Ziel ist, alle per Boot über die Ägäis in Griechenland ankommenden Flüchtlinge nach Einzelfallprüfung zurück in die Türkei zu bringen, es sei denn, sie können eine dortige Verfolgung nachweisen. Im Gegenzug für jeden dieser Flüchtlinge will die EU jeweils einen syrischen Bürgerkriegsflüchtling nach Europa holen, und zwar bis zu einer faktischen Obergrenze von 72.000. Diese 72.000 sollen auf die Mitgliedstaaten verteilt werden. So ist jedenfalls die Theorie.

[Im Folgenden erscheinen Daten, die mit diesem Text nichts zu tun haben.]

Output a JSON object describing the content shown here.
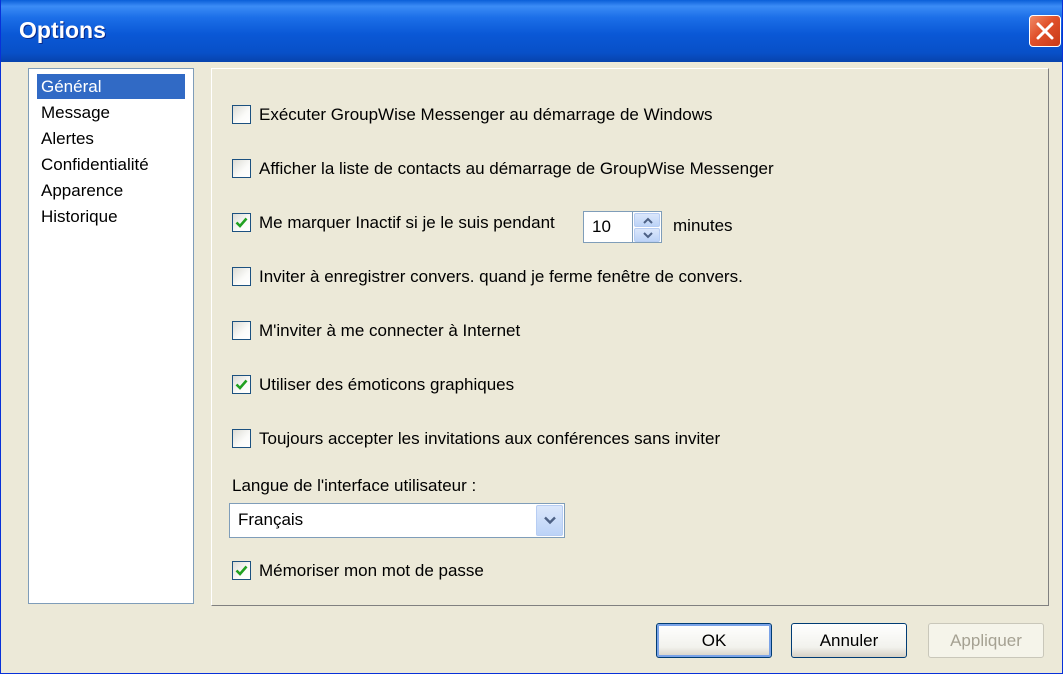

Ein Sprecher des Bundesinnenministeriums erklärte am Montag, dass demnächst ein Expertenteam in die Türkei reisen werde, um praktische Fragen im Zusammenhang mit der Umsiedlung zu klären. Auf griechischer Seite werde es einen Stab geben, in dem auch der Präsident des Technischen Hilfswerks, Albrecht Broemme, vertreten sein solle. Er wurde bereits gestern in Athen erwartet.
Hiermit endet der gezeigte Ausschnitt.